We're currently using a D8 .asc file as input. However, we should probably not assume people can calculate this from a DEM. So in which case, can we extend input functions to allow a DEM to be inputted. I will send you the DEM corresponding to the current D8 shortly.

AlexLipp commented 1 year ago

We're currently using a D8 .asc file as input. However, we should probably not assume people can calculate this from a DEM. So in which case, can we extend input functions to allow a DEM to be inputted. I will send you the DEM corresponding to the current D8 shortly.

Actually, lets stick with the flow-direction raster as input for now. We can come back to whether we want to extend to raw DEMs or not later.

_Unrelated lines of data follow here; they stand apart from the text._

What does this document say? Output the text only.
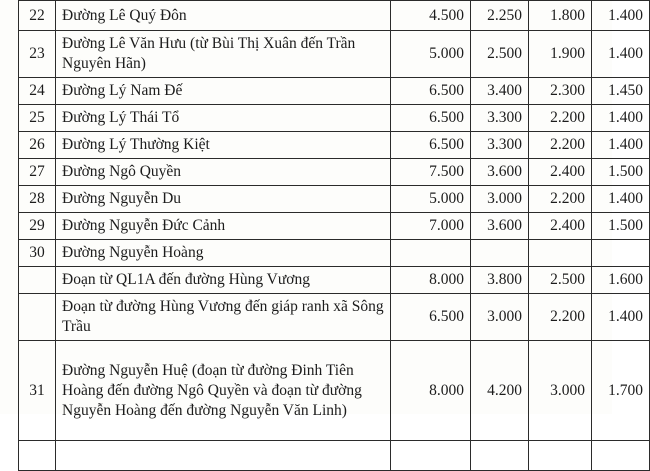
22	Đường Lê Quý Đôn	4.500	2.250	1.800	1.400
23	Đường Lê Văn Hưu (từ Bùi Thị Xuân đến Trần Nguyên Hãn)	5.000	2.500	1.900	1.400
24	Đường Lý Nam Đế	6.500	3.400	2.300	1.450
25	Đường Lý Thái Tổ	6.500	3.300	2.200	1.400
26	Đường Lý Thường Kiệt	6.500	3.300	2.200	1.400
27	Đường Ngô Quyền	7.500	3.600	2.400	1.500
28	Đường Nguyễn Du	5.000	3.000	2.200	1.400
29	Đường Nguyễn Đức Cảnh	7.000	3.600	2.400	1.500
30	Đường Nguyễn Hoàng				
	Đoạn từ QL1A đến đường Hùng Vương	8.000	3.800	2.500	1.600
	Đoạn từ đường Hùng Vương đến giáp ranh xã Sông Trầu	6.500	3.000	2.200	1.400
31	Đường Nguyễn Huệ (đoạn từ đường Đinh Tiên Hoàng đến đường Ngô Quyền và đoạn từ đường Nguyễn Hoàng đến đường Nguyễn Văn Linh)	8.000	4.200	3.000	1.700
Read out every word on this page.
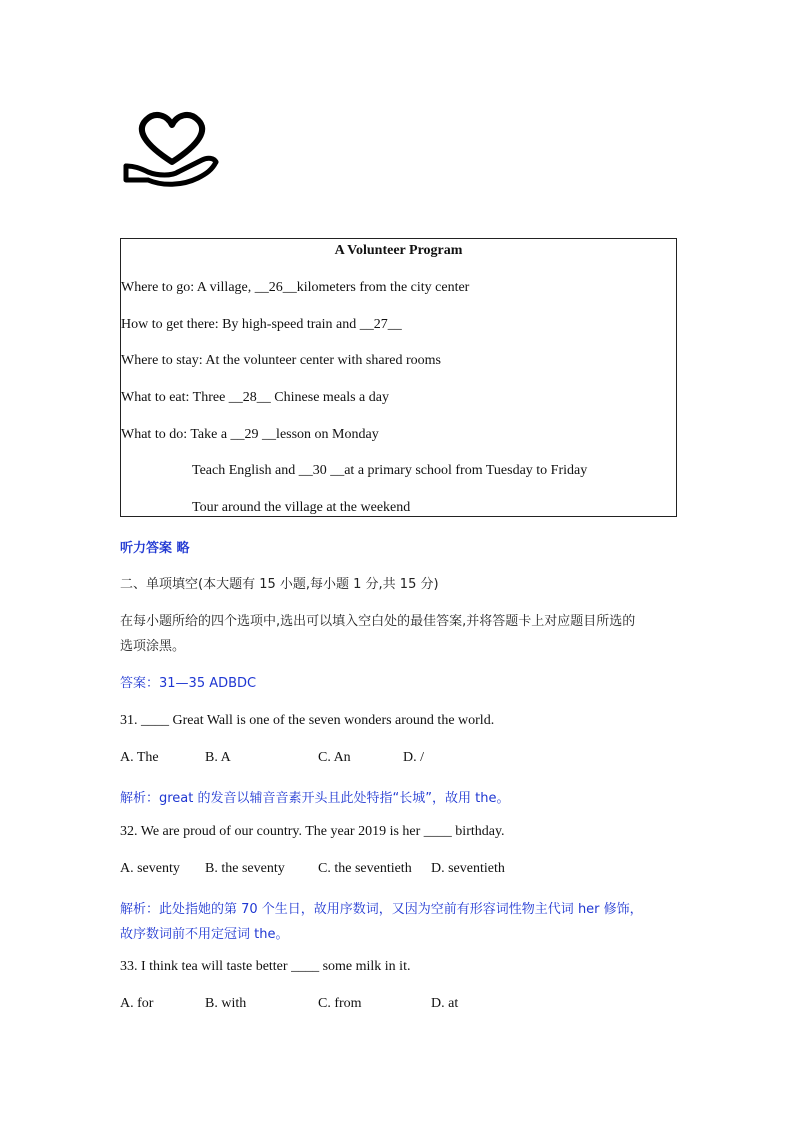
A Volunteer Program
Where to go: A village, __26__kilometers from the city center
How to get there: By high-speed train and __27__
Where to stay: At the volunteer center with shared rooms
What to eat: Three __28__ Chinese meals a day
What to do: Take a __29 __lesson on Monday
Teach English and __30 __at a primary school from Tuesday to Friday
Tour around the village at the weekend
听力答案 略
二、单项填空(本大题有 15 小题,每小题 1 分,共 15 分)
在每小题所给的四个选项中,选出可以填入空白处的最佳答案,并将答题卡上对应题目所选的
选项涂黑。
答案：31—35 ADBDC
31. ____ Great Wall is one of the seven wonders around the world.
A. The	B. A	C. An	D. /
解析：great 的发音以辅音音素开头且此处特指“长城”，故用 the。
32. We are proud of our country. The year 2019 is her ____ birthday.
A. seventy B. the seventy C. the seventieth D. seventieth
解析：此处指她的第 70 个生日，故用序数词，又因为空前有形容词性物主代词 her 修饰，
故序数词前不用定冠词 the。
33. I think tea will taste better ____ some milk in it.
A. for	B. with	C. from	D. at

AlexLipp commented 1 year ago

We're currently using a D8 .asc file as input. However, we should probably not assume people can calculate this from a DEM. So in which case, can we extend input functions to allow a DEM to be inputted. I will send you the DEM corresponding to the current D8 shortly.

Actually, lets stick with the flow-direction raster as input for now. We can come back to whether we want to extend to raw DEMs or not later.

My thoughts are essentially that a flow-direction raster is a more generic input than a DEM. So, for example, if we did want to extend this as of use to (for example) sewage systems, a function that takes a DEM as input is not immediately useful. Its fairly easy for people to generate a flow-direction raster from a DEM using available tools.